Os dois Portugais
Há dois países neste nosso Portugal:
- um é "o país de todos nós", é o país governado pelo governo, é o país cujo orçamento tem uma estimativa de défice de 6,83% antes de qualquer acção governativa para o reduzir, o país cujos cidadãos vão ter que suportar novas agruras por causa desse défice, o país que vem suportando agruras por causa do défice, o país que não é capaz de crescer economicamente;
- o "outro" país é o das autarquias locais, das câmars muncipais, das juntas de freguesia, da áreas metroplitanas. Este país nada tem a ver com o primeiro, se bem que viva à conta da contribuição predial ou Imposto Municipal sobre Imóveis (pago por todos nós, nós que também vamos ter que sofrem as medidas draconianas por causa do défice) e das transferências orçamentais (do orçamento deficitário, suportado por todos nós) e das licenças e taxas de urbanização (pagas pelos seus munícipes que também pagam para o défice) e de outras corveias e receitas, e dos empréstimos.

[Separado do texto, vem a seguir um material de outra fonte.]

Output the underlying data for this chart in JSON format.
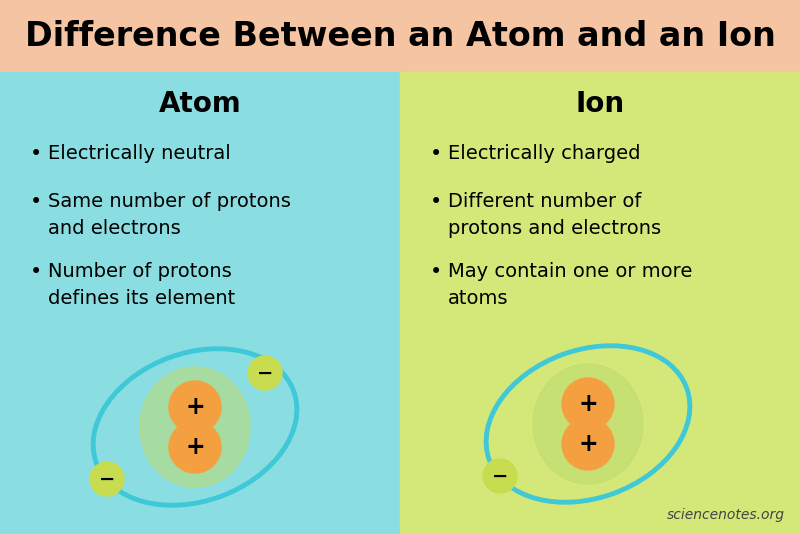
{
  "title": "Difference Between an Atom and an Ion",
  "title_bg": "#F5C5A3",
  "left_bg": "#8ADDE0",
  "right_bg": "#D4E87A",
  "left_header": "Atom",
  "right_header": "Ion",
  "atom_bullets": [
    "Electrically neutral",
    "Same number of protons\nand electrons",
    "Number of protons\ndefines its element"
  ],
  "ion_bullets": [
    "Electrically charged",
    "Different number of\nprotons and electrons",
    "May contain one or more\natoms"
  ],
  "nucleus_inner_color": "#BEDA6E",
  "nucleus_outer_color": "#F5A040",
  "orbit_color": "#3EC8D8",
  "electron_color": "#C8DC50",
  "watermark": "sciencenotes.org",
  "header_fontsize": 20,
  "title_fontsize": 24,
  "bullet_fontsize": 14
}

Ainda assim, esse país das autarquias locais, da câmaras municipais, não tem nada a ver com o "outro", o do défice, nem com o défice dele, e menos ainda com as medidas correctivas que lhe possam implicar qualquer restrição. Isto porque não foi ele que deu origem ao défice; o défice é originado apenas pelo governo do "outro" pais. Já manifestou essa posição através da sua estrutura "sindical" e de "lobying", a Associção Nacional de Municípios. A comissão Constâncio "não foi fora disso", e não se debruçou sobre matéria de gastos autárquicos, designadmente o seu endividamento.
Estamos em época pré-eleitoral autárquica e não convém indispor os autarcas. O PS sabe disso. O PSD também. E se não sabia, passou a saber que os autarcas, sua criação, também podem revoltar-se contra o seu partido.
E não há-de tardar, pelo caminho que isto leva, que os lídimos representantes desse poder autárquico se revoltem contra o "outro" país, o do governo, e passem a impor a sua vontade, ou melhor as suas vontades, a esse governo e ao país desse governo, e deixem de se conformar com a governação daquele e passem a seguir apenas a sua própria vontade.
Mas será que para as autarquias locais, para 308 câmaras municipais e 4252 juntas de freguesia, o défice não é com elas, como se vivessem num país diferente daquele que tem um orçamento do estado deficitário?